El amuleto

Barbara Wood

Fragmento

LIBROPRIMERO

ÁFRICA. HACE CIEN MIL AÑOS

La cazadora acechaba agazapada entre la hierba, las orejas pegadas al cráneo, el cuerpo tenso y listo para saltar.

A escasa distancia, varios humanos buscaban raíces y semillas, ajenos a los ojos ambarinos que los observaban. Pese a su corpulencia y el tamaño de sus músculos, la cazadora era un animal lento. A diferencia de sus competidores, los leones y leopardos, criaturas raudas que perseguían a sus presas, el felino de dentadura afilada se veía obligado a esperar y coger a su presa por sorpresa.

Por ello, permaneció inmóvil entre la hierba amarronada, observando y esperando mientras su presa se acercaba sin albergar sospecha alguna.

El sol continuó su ascensión por el cielo, y en la llanura africana empezó a apretar el calor. Los humanos avanzaban en su interminable búsqueda de alimento, engullendo frutos y gusanos, llenando el aire con el crujido de la comida entre los dientes y algún que otro gruñido o palabra. El felino siguió observando. La paciencia era la clave.

Por fin, un niño que caminaba sobre piernas aún inseguras se alejó de su madre. El felino fue rápido y brutal. El pequeño profirió un grito agudo y la cazadora se alejó al trote con su presa entre las mortíferas mandíbulas. Los humanos se lanzaron sin demora en su persecución, gritando y blandiendo lanzas esmirriadas.

El felino desapareció entre la maleza enmarañada en dirección a su guarida mientras el niño se debatía frenético y chillaba entre los dientes cortantes. Temerosos de seguir al animal por aquel paraje más frondoso, los humanos empezaron a dar saltos, a golpear la tierra con garrotes toscos y a lanzar gritos al cielo, donde los buitres ya se congregaban con la esperanza de hacerse con algo de carroña. La madre del niño, una hembra joven a la que los demás llamaban Avispa, daba vueltas y más vueltas ante la abertura por la que había desaparecido el felino.

De repente, uno de los machos profirió un grito y les indicó por gestos que debían alejarse de allí al tiempo que un cuerpo salía despedido de entre la maleza espinosa. Avispa se negó a marcharse pese a los intentos de otras dos hembras para llevársela a rastras. Se arrojó al suelo y empezó a aullar como atormentada por un intenso dolor físico. Por fin, temerosos de que el felino regresara, sus compañeros la abandonaron y huyeron raudos a una arboleda próxima para trepar hasta la seguridad de sus ramas.

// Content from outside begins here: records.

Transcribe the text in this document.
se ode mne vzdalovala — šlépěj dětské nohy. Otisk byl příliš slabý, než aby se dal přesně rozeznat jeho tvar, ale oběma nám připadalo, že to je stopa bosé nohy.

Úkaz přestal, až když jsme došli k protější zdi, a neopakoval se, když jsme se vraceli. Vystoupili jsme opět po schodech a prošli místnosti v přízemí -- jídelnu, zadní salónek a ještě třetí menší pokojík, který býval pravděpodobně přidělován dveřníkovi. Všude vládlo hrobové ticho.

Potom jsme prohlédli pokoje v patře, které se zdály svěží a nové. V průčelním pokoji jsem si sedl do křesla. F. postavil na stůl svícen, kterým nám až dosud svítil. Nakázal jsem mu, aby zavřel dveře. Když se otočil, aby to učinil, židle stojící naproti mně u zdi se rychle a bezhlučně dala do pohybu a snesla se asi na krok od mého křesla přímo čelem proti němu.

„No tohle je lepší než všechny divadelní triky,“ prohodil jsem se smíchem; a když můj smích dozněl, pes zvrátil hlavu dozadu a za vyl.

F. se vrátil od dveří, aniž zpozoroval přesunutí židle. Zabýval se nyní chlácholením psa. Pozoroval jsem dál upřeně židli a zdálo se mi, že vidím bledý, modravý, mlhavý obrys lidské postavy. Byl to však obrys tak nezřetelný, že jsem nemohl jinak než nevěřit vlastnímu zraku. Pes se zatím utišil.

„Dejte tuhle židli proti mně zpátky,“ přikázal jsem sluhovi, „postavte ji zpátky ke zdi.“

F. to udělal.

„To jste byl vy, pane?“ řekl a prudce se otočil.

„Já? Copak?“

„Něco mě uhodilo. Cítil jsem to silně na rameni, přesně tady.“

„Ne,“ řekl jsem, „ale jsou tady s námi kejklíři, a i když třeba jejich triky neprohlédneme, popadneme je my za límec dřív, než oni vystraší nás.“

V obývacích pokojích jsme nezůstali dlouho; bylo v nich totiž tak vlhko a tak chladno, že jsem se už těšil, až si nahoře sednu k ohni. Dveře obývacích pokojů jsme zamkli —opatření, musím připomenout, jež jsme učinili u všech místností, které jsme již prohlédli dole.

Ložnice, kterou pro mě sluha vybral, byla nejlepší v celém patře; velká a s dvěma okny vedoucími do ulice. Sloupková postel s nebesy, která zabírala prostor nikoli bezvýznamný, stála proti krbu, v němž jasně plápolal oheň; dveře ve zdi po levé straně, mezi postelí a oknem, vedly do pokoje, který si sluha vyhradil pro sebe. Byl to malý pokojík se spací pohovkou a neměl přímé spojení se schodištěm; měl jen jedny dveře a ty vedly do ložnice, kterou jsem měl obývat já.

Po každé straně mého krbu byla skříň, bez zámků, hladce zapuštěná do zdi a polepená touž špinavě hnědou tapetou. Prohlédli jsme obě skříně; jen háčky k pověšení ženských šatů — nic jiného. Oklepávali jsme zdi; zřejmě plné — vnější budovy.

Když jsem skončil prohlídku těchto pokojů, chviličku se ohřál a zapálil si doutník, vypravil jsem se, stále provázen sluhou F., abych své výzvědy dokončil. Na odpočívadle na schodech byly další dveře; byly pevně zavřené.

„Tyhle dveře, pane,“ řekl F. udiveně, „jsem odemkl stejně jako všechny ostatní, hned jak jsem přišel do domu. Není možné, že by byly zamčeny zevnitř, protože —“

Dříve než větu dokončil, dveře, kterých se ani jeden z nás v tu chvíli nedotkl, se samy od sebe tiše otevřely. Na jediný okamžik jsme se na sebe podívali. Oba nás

Ahí se quedaron hasta que el sol inició su ascenso hacia el horizonte y las sombras empezaron a alargarse. Ya no oían los lamentos de la madre. El silencio de la tarde solo había quedado quebrado en una ocasión por un grito agudo, seguido de la calma más absoluta. Con el estómago vacío e impelidos por una sed acuciante, bajaron de los árboles, echaron un breve vistazo al lugar ensangrentado donde habían visto a Avispa por última vez y acto seguido emprendieron camino hacia el oeste para seguir buscando comida.

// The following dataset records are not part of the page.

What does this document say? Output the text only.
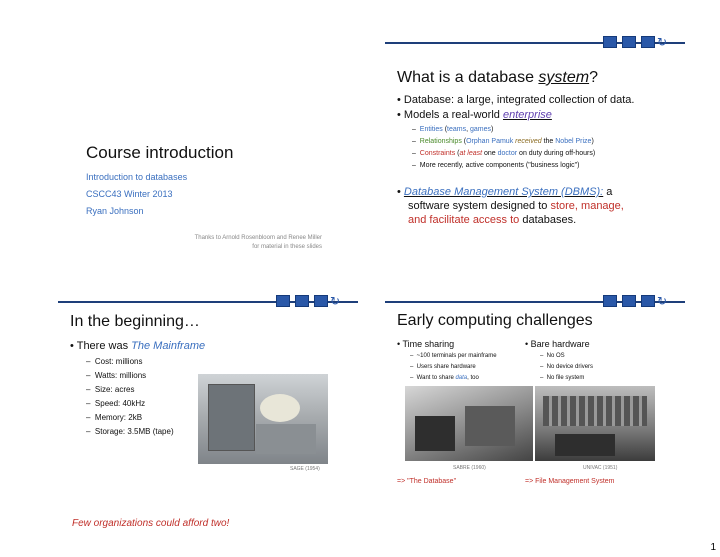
Course introduction
Introduction to databases
CSCC43 Winter 2013
Ryan Johnson
Thanks to Arnold Rosenbloom and Renee Miller
for material in these slides
↻
What is a database system?
• Database: a large, integrated collection of data.
• Models a real-world enterprise
–  Entities (teams, games)
–  Relationships (Orphan Pamuk received the Nobel Prize)
–  Constraints (at least one doctor on duty during off-hours)
–  More recently, active components ("business logic")
• Database Management System (DBMS): a
software system designed to store, manage,
and facilitate access to databases.
↻
In the beginning…
• There was The Mainframe
–  Cost: millions
–  Watts: millions
–  Size: acres
–  Speed: 40kHz
–  Memory: 2kB
–  Storage: 3.5MB (tape)
SAGE (1954)
Few organizations could afford two!
↻
Early computing challenges
• Time sharing
–  ~100 terminals per mainframe
–  Users share hardware
–  Want to share data, too
• Bare hardware
–  No OS
–  No device drivers
–  No file system
SABRE (1960)	UNIVAC (1951)
=> "The Database"	=> File Management System
1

El pequeño grupo de humanos caminaba erguido por la sabana africana, moviendo los largos miembros y los torsos esbeltos con gracia animal. Iban desnudos y no llevaban ornamento alguno, tan solo lanzas y hachas en las manos. Eran setenta y seis componentes de edades comprendidas entre la más tierna infancia y la ancianidad. Nueve de las hembras estaban embarazadas. Concentrada en la búsqueda infatigable de alimento, aquella familia de humanos primitivos ignoraba que cien mil años más tarde, en un mundo que no alcanzaban a imaginar, sus descendientes los denominarían Homo sapiens, «hombre sabio».

«Peligro.»

Espigada yacía inmóvil en el lecho que había compartido con Madre Anciana, los sentidos aguzados por los sonidos y los olores del alba; el humo de la hoguera; el aroma penetrante de la comida asada; el frío cortante; los pájaros en las ramas de los árboles, recién despertados, cantando y graznando en ruidosa cacofonía. Sin embargo, no percibía los rugidos del león, las risas de la hiena ni el siseo de la serpiente que solían anunciar el peligro.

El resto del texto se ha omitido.